20Hieran gemessen liegen, wovon das Verwaltungsgericht zutreffend ausgegangen ist, die Voraussetzungen für die streitgegenständliche Zwangsgeldfestsetzung in der Ordnungsverfügung der Antragsgegnerin vom 8.8.2019 nicht vor. Der Antragsteller hat nicht gegen Ziffer 1 lit. e) der bestandskräftigen Ordnungsverfügung vom 7.1.2019 verstoßen, mit der ihm aufgegeben wurde um- und durchzusetzen, dass weder den mit der Geschäftsführung betrauten Personen, dem Personal noch den Gästen in den Räumen der Gaststätte Tabakprodukte zum Verbrauch zur Verfügung gestellt werden. Ein Konsum von Tabakprodukten in Räumen der Gaststätte im Sinne von § 1 Abs. 1 Satz 1 NiSchG NRW war am 4.8.2019 nicht festgestellt worden. Ausweislich des Einsatzberichts der Antragsgegnerin vom 4.8.2019 befanden sich im Innenraum der Betriebsstätte keine Gäste. In dem in der Ordnungsverfügung der Antragsgegnerin angenommenen Konsum von in Shishas befindlichem Tabak in im Innenhof aufgestellten Zelten lag kein Konsum von Tabakprodukten in sonstigen vollständig umschlossenen Räumen der Gaststätte. Diese Zelte, in denen insgesamt ca. 100 Personen Platz finden konnten, waren sämtlich nicht vollständig umschlossen. Bereits im Einsatzbericht der Antragsgegnerin heißt es, die Zelte seien zum Teil nur an einer Seite geöffnet. Nach den im Verwaltungsvorgang der Antragsgegnerin enthaltenen Lichtbildern waren sämtliche Zelte jedenfalls zu einer Seite vollständig geöffnet, weil die Zelte an dieser Seite nicht über eine Wand verfügten und auch nicht unmittelbar an eine solche grenzten. Die miteinander verbundenen beiden „Partyzelte“ waren wenigstens an einer Seite zur Hälfte, an der anderen Seite vollständig geöffnet. Ob bei einigen der „Beduinenzelte“ die zum Schließen der Öffnung erforderlichen Stoffbahnen zumindest teilweise seitlich an den Eckpfeilern gehangen haben bzw. aufgerollt waren, ist unerheblich. Selbst wenn die Öffnung nur temporär gewesen wäre und jederzeit hätte geschlossen werden können, fehlte es zum Zeitpunkt der Kontrolle auch hier an einer seitlichen Begrenzungswand als notwendiger Voraussetzung für einen vollständig umschlossenen Raum. Eine Wand, in der – was für die Annahme eines vollständig umschlossenen Raums unschädlich gewesen wäre – lediglich eine Öffnung, etwa in Form eines geöffneten Fensters oder einer geöffneten Tür gewesen wäre, war jedenfalls zu einer Seite bei sämtlichen Zelten nicht mehr vorhanden.

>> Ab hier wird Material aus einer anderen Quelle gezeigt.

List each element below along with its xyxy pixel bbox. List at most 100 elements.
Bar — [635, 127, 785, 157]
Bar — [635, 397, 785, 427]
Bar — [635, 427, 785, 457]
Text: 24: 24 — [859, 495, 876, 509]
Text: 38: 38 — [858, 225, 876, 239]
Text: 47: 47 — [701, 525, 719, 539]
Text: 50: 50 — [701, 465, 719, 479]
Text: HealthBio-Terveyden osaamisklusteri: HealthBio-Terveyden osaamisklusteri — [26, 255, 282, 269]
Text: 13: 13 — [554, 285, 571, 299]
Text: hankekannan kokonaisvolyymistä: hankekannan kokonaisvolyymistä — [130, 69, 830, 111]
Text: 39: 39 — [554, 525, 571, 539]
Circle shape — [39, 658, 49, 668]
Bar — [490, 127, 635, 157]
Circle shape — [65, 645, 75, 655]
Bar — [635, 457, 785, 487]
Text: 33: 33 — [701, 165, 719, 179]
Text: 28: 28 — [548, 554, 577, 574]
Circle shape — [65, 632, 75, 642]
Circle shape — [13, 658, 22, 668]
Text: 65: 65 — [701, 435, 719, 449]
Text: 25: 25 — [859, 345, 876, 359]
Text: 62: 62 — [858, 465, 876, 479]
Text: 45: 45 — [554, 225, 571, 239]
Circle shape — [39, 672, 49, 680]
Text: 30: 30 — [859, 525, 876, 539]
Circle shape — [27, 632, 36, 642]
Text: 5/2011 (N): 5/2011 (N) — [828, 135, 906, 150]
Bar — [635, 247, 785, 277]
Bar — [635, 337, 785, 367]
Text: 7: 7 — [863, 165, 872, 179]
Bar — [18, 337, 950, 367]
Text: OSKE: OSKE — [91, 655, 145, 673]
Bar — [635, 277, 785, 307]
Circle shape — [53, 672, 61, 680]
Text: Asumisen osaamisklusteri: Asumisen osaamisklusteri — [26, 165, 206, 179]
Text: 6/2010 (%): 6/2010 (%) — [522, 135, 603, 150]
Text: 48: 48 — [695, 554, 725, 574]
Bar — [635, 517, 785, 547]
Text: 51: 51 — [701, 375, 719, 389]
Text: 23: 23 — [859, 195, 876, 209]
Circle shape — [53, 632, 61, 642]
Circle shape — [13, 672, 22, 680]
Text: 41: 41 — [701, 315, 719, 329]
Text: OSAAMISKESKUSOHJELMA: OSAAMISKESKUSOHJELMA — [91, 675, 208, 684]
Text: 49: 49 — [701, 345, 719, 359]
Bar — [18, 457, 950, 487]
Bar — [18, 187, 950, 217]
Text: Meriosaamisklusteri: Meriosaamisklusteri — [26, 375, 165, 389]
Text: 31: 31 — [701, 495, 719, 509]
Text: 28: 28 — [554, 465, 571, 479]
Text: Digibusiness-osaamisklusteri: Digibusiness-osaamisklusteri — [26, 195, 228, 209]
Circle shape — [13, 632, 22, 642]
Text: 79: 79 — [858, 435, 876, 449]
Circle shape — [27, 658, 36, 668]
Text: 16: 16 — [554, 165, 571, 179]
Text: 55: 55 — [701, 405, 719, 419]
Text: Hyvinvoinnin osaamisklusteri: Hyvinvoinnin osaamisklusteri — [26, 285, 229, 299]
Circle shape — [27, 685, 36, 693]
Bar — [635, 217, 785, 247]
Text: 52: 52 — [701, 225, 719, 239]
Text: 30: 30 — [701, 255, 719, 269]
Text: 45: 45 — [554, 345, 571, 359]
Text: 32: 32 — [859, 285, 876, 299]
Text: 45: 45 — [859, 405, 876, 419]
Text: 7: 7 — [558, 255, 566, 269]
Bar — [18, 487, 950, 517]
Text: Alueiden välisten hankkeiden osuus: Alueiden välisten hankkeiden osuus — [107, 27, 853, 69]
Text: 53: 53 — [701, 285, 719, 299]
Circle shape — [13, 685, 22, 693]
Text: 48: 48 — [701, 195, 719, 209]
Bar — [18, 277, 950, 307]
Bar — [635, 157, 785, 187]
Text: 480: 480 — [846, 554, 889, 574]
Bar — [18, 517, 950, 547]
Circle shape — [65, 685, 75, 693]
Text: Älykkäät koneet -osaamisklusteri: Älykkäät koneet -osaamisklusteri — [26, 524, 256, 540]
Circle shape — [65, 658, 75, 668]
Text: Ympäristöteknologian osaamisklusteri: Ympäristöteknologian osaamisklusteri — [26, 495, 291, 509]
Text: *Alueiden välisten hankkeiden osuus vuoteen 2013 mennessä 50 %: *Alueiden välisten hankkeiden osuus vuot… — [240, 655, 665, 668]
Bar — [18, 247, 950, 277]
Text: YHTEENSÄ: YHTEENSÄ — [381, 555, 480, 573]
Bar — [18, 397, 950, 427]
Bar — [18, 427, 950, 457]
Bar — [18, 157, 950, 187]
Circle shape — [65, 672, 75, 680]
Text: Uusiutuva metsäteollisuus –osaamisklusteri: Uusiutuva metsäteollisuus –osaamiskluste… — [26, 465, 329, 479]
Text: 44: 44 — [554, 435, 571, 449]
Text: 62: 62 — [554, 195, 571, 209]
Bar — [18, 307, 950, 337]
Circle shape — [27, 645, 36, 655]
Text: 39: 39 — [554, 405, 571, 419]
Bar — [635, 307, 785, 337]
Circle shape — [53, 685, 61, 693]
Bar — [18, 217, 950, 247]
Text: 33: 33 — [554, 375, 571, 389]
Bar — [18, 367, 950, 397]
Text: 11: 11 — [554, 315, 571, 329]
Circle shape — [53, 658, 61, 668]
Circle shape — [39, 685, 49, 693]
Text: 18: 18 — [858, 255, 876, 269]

21Die Kostenentscheidung folgt aus § 154 Abs. 2 VwGO.
22Die Streitwertfestsetzung beruht auf den §§ 39 Abs. 1, 47 Abs. 1, 53 Abs. 2 Nr. 2 und 52 Abs. 1 GKG.
23Dieser Beschluss ist nach § 152 Abs. 1 VwGO, § 68 Abs. 1 Satz 5 i. V. m. § 66 Abs. 3 Satz 3 GKG unanfechtbar.